Œuvre littéraire inspirée par l’histoire de son auteur, l’autobiographie convoque le romanesque pour transcender le personnel en universel. Des classiques de romain Gary et Hervé Bazin jusqu’aux confidences de Brett Easton Ellis, en passant par les inspirations d’Amélie Nothomb, Myriam Leroy ou encore Cyril Collard, de nombreux écrivains ont choisi le roman autobiographique pour se raconter. Voici une sélection chronologique et variée de récits intimes qui parlent à tout le monde.
Vipère au poing (1948) – Hervé Bazin
En rupture familiale depuis ses vingt ans, Hervé Bazin suit des études de lettres à la Sorbonne avant de débuter dans l’écriture par la poésie. Récompensé en 1947 pour son premier recueil, il passe au roman un an plus tard en s’inspirant abondamment de sa relation conflictuelle avec une mère qu’il déteste.
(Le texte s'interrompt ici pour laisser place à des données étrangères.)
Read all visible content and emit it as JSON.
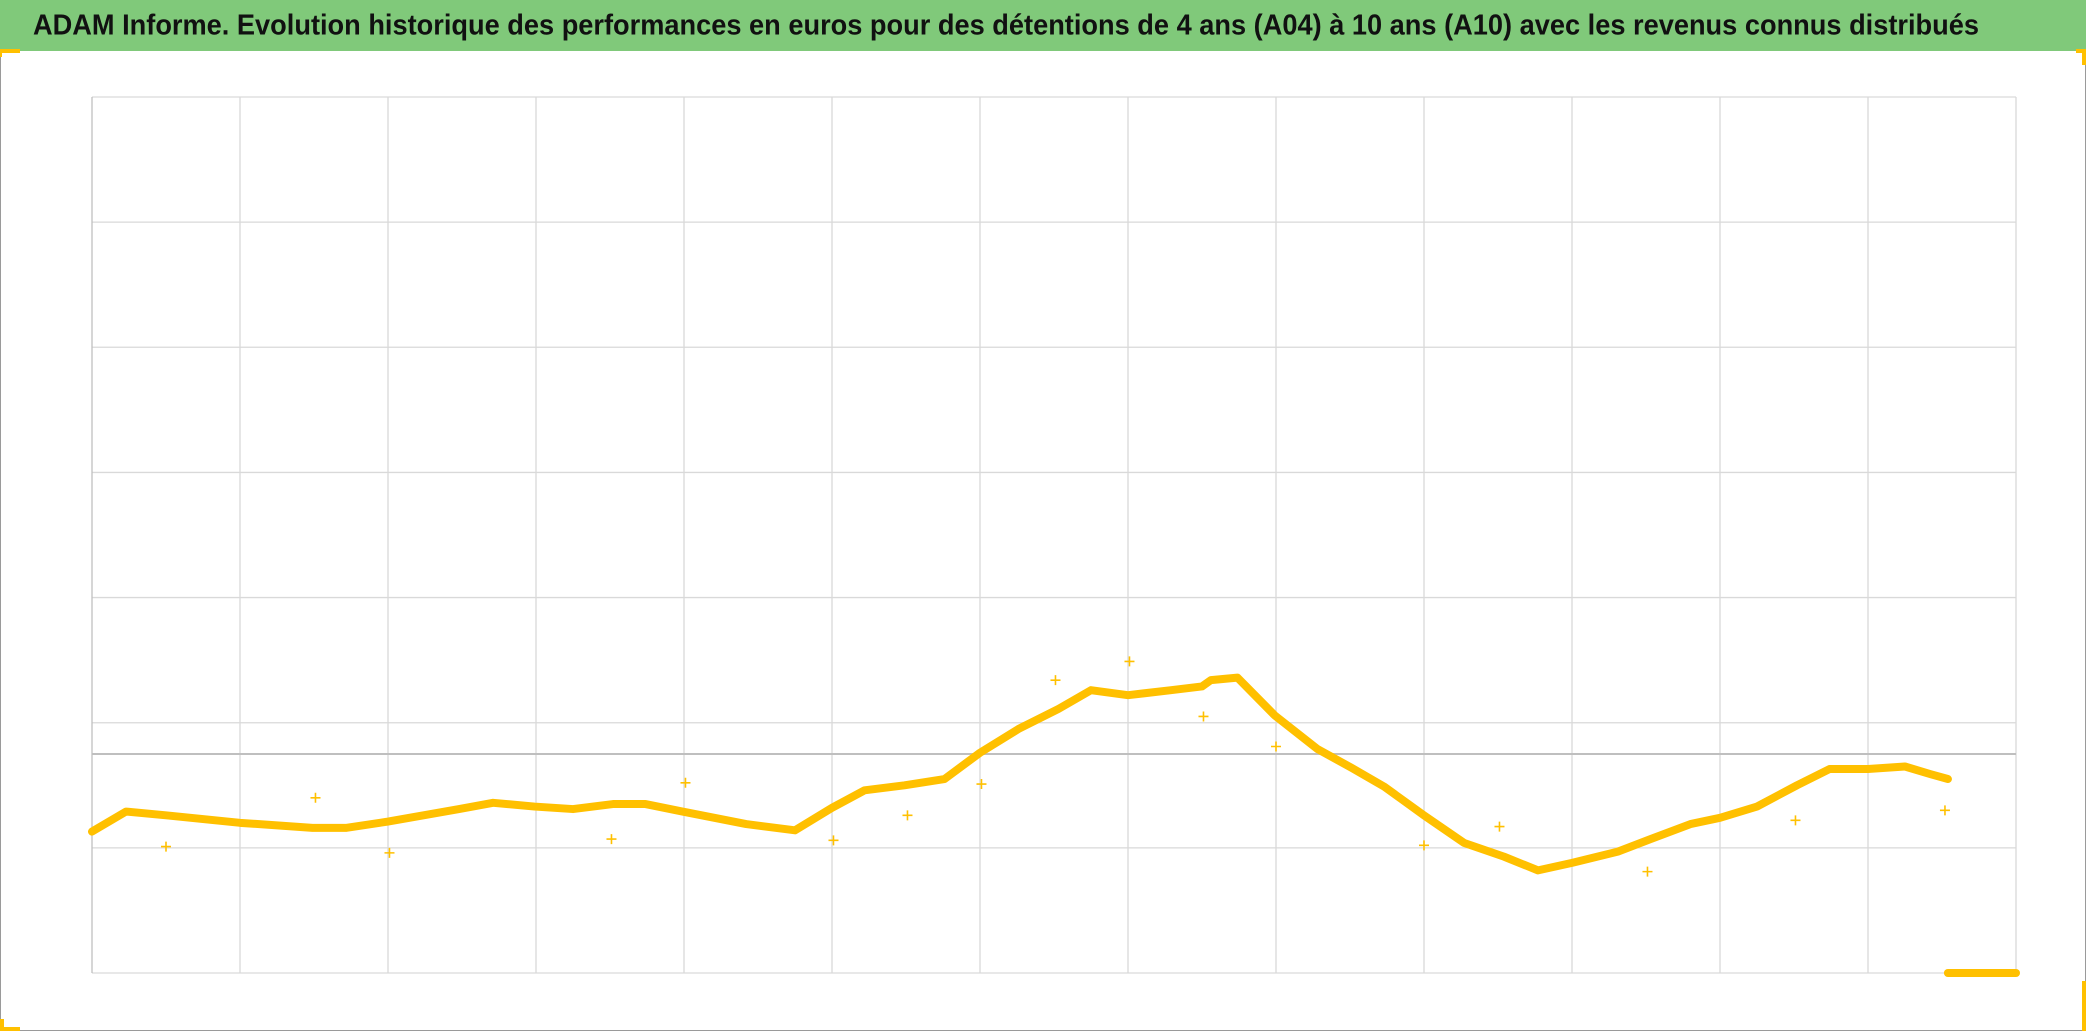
{
  "chart_data": {
    "type": "line",
    "title": "ADAM Informe. Evolution historique des performances en euros pour des détentions de 4 ans (A04) à 10 ans (A10) avec les revenus connus distribués",
    "xlim": [
      0,
      13
    ],
    "xticks": [
      0,
      1,
      2,
      3,
      4,
      5,
      6,
      7,
      8,
      9,
      10,
      11,
      12,
      13
    ],
    "ylim": [
      0,
      7
    ],
    "yticks": [
      0,
      1,
      2,
      3,
      4,
      5,
      6,
      7
    ],
    "reference_line": 1.75,
    "grid": true,
    "series": [
      {
        "color": "#ffc000",
        "style": "line",
        "x": [
          0,
          0.23,
          0.5,
          1.0,
          1.49,
          1.72,
          2.0,
          2.48,
          2.71,
          2.99,
          3.25,
          3.52,
          3.74,
          3.99,
          4.42,
          4.75,
          5.0,
          5.22,
          5.49,
          5.76,
          6.0,
          6.26,
          6.53,
          6.75,
          7.0,
          7.29,
          7.5,
          7.56,
          7.74,
          7.99,
          8.28,
          8.51,
          8.73,
          9.0,
          9.27,
          9.54,
          9.77,
          10.0,
          10.31,
          10.53,
          10.8,
          11.0,
          11.25,
          11.52,
          11.74,
          12.0,
          12.25,
          12.42,
          12.54
        ],
        "values": [
          1.13,
          1.29,
          1.26,
          1.2,
          1.16,
          1.16,
          1.21,
          1.31,
          1.36,
          1.33,
          1.31,
          1.35,
          1.35,
          1.29,
          1.19,
          1.14,
          1.32,
          1.46,
          1.5,
          1.55,
          1.76,
          1.95,
          2.11,
          2.26,
          2.22,
          2.26,
          2.29,
          2.34,
          2.36,
          2.06,
          1.79,
          1.64,
          1.49,
          1.26,
          1.04,
          0.93,
          0.82,
          0.88,
          0.97,
          1.07,
          1.19,
          1.24,
          1.33,
          1.5,
          1.63,
          1.63,
          1.65,
          1.59,
          1.55
        ]
      },
      {
        "color": "#ffc000",
        "style": "markers",
        "x": [
          0.5,
          1.51,
          2.01,
          3.51,
          4.01,
          5.01,
          5.51,
          6.01,
          6.51,
          7.01,
          7.51,
          8.0,
          9.0,
          9.51,
          10.51,
          11.51,
          12.52
        ],
        "values": [
          1.01,
          1.4,
          0.96,
          1.07,
          1.52,
          1.06,
          1.26,
          1.51,
          2.34,
          2.49,
          2.05,
          1.81,
          1.02,
          1.17,
          0.81,
          1.22,
          1.3
        ]
      },
      {
        "color": "#ffc000",
        "style": "line",
        "x": [
          12.54,
          13
        ],
        "values": [
          0,
          0
        ]
      }
    ]
  }
}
Roman incontournable de la maltraitance intra-familiale et de la haine maternelle, Vipère au poing livre le récit du combat quotidien d’un garçon surnommé Brasse-Bouillon et de sa fratrie contre l’odieuse marâtre qui les élève en vase clos. Plongée dans l’intimité malsaine d’une famille de la haute bourgeoisie provinciale, ce classique de la littérature du XXe siècle n’a rien perdu de sa force.
Les Promesses de l’aube (1960) – Romain Gary
Quand on l’interrogeait sur la dimension autobiographique de La Promesse de l’aube, Romain Gary répondait que son « souci de l’art s’était à chaque instant glissé entre la réalité et l’œuvre ». Une belle formule qui a le double avantage de mettre à distance sa propre histoire et de définir avec justesse ce qu’est une autofiction ou un roman autobiographique. Dans ce classique du genre publié en 1960, l’auteur, en passe de quitter sa carrière de diplomate, se glisse avec pudeur et poésie dans les mots d’un narrateur anonyme retraçant le lien complexe et indéfectible qui l’unit à une mère excessivement aimante dédiée corps et âme à l’adoration de son fils.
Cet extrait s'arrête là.